Cloaked cylinder hidden from microwaves (Credit: IOP)

Invisibility cloaks put forward by scientists have been fairly bulky contraptions.

Now University of Texas at Austin researchers have developed a cloak that is just microns thick and can hide 3D objects from microwaves in their natural environment, in all directions and from all of the observers’ positions.

The trick: a new, ultrathin layer called a “metascreen,” made by attaching strips of 66-micron-thick copper tape to a 100-micron-thick, flexible polycarbonate film in a fishnet design. It was used to cloak (hide) an 18 cm cylindrical rod from microwaves.

It showed optimal functionality when the microwaves were at a frequency of 3.6 GHz, and worked over a moderately broad bandwidth (3.3 — 3.9 GHz).

The researchers predict that due to the inherent conformability of the metascreen and the robustness of the proposed cloaking technique, oddly shaped and asymmetrical objects can be cloaked with the same principles.

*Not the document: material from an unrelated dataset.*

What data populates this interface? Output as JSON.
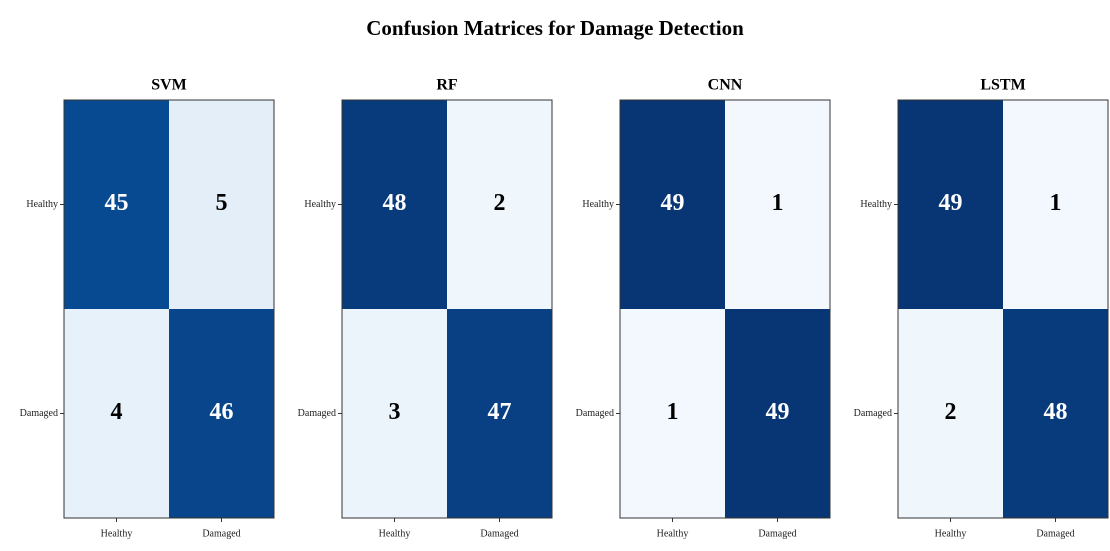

Objects can be detected when electromagnetic radiation (light, x-rays, microwaves, etc.), or other types of energy, such as sound, rebound off its surface. Previous cloaking studies have used metamaterials to refract (bend) the incoming waves around an object. The new “mantle cloaking” method uses instead an ultrathin metallic metascreen to cancel out the waves as they are scattered off the cloaked object.

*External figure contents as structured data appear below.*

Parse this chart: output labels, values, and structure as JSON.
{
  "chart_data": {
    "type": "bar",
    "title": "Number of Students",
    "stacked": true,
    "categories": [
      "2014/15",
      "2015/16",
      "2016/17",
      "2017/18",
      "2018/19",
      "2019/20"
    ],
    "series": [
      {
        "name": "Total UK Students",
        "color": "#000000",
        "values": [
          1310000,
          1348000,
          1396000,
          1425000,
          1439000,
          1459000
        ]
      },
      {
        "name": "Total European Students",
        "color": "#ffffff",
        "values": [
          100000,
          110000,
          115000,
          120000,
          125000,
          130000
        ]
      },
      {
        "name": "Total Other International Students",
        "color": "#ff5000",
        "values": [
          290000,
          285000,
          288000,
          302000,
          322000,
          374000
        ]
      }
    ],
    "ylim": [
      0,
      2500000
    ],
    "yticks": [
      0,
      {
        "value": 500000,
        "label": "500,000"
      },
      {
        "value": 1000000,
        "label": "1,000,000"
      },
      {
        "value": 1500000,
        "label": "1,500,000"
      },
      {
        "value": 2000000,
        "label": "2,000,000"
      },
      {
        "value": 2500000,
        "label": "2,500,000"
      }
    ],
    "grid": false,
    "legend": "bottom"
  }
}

“When the scattered fields from the cloak and the object interfere, they cancel each other out and the overall effect is transparency and invisibility at all angles of observation,” said co-author of the study Professor Andrea Alu.

“The advantages of the mantle cloaking over existing techniques are its conformability, ease of manufacturing, and improved bandwidth. We have shown that you don’t need a bulk metamaterial to cancel the scattering from an object — a simple patterned surface may be sufficient and, in many regards, even better than a bulk metamaterial.”

Last year, the same group of researchers were the first to successfully cloak a 3D object, using a method called “plasmonic cloaking”, which used more bulky materials to cancel out the scattering of waves.

One of the key future challenges for the researchers will be to use “mantle cloaking” to hide an object from visible light. “In fact, metascreens are easier to realize at visible frequencies than bulk metamaterials and this concept could put us closer to a practical realization,” said Alu.

“However, the size of the objects that can be efficiently cloaked with this method scales with the wavelength of operation, so when applied to optical wavelengths [which are much smaller than microwave wavelengths], we may be able to efficiently stop the scattering of micron-sized objects, but not larger.

“Still, we have envisioned other exciting applications using the mantle cloak and visible light, such as realizing optical nanotags and nanoswitches, and noninvasive sensing devices, which may provide several benefits for biomedical and optical instrumentation.”